Gone are the days where beekeepers can treat for varroa “by the calendar”, Taylor says.
“Varroa is the most devastating honey bee pest in New Zealand. It is crucial beekeepers set time aside to think about how we are going to move away from set calendar treatments. The seasons now are not like they were 20 years ago, so we must think, how do we treat varroa now?” Taylor says.
The apiculture conference’s panel discussions can play an important role in answering that question for those who attend the June 29-July 1 event in Christchurch, the Plant and Food Research honey bee scientist believes.
During the morning session of day one Taylor will be joined on stage by colleague Dr James Sainsbury and keynote speaker Dr Samuel Ramsey, a leading figure in varroa research globally. The audience should already be warmed up to the panel discussion format by then, with an equally pertinent session on bee pests and diseases scheduled for early on day one.
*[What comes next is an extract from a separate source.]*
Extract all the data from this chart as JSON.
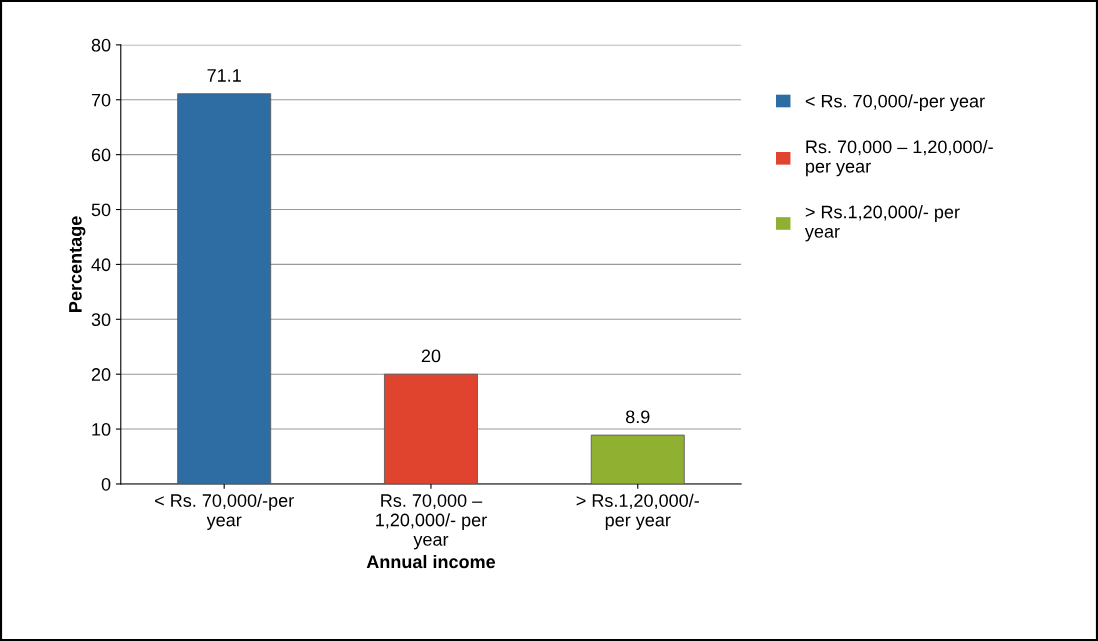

That will be headed by another keynote speaker, Dr Jamie Ellis of the University of Florida via video-link, along with Manaaki Whenua-Landcare Research’s Dr Pike Stahlmann-Brown and professor of ecology and entomology at Victoria University of Wellington Dr Phil Lester.
“These sessions are valuable because they firstly give beekeepers the opportunity to learn about varroa biology, then how to exploit it to control their populations. It also gives beekeepers the opportunity to ask questions; things like why they might be seeing limited varroa control, why they might be seeing it at certain times of year, or why, when they use certain products, that they don’t get as much control. Those are good questions to ask and, what can be done to mitigate hive losses?” Taylor says.
She is looking forward to the session – having been involved in many similar discussions throughout her research career – because they can practically benefit the many in attendance, not just the few who pose questions.
“The beekeepers sitting in the audience then get to hear about control methods that have and have not been successful. Then they can use their understanding of the varroa bio and population growth to think and plan their treatments for the next season.”
The Waikato-based scientist, who literally wrote the book on varroa in New Zealand (Control of Varroa: A Guide for New Zealand Beekeepers), encourages beekeepers to make use of the expertise of the Plant and Food Research team and approach their booth in the conference trade hall.
Drs Ellis and Ramsey will both present to conference on day one, as well as continue the open discussion format by hosting their own question and answer sessions on day two. During those sessions Taylor expects to join her fellow Kiwi beekeepers in the audience and learn from some experts.
“Every time we get an international speaker it enlarges our view. With varroa specifically it gives a much better understanding of what is going on overseas, in terms of varroa control, whether there is resistance occurring and what chemical products are being used or changed. New Zealand’s beekeeping industry is isolated, but we have done well to control varroa. Each time an international speaker comes we really have an opportunity to gain insight into the international world of beekeeping,” Taylor says, adding “their insights will give us hope for the future”.
That’s something New Zealand beekeepers fighting the ever-present issues of varroa mites and hive health can surely do with.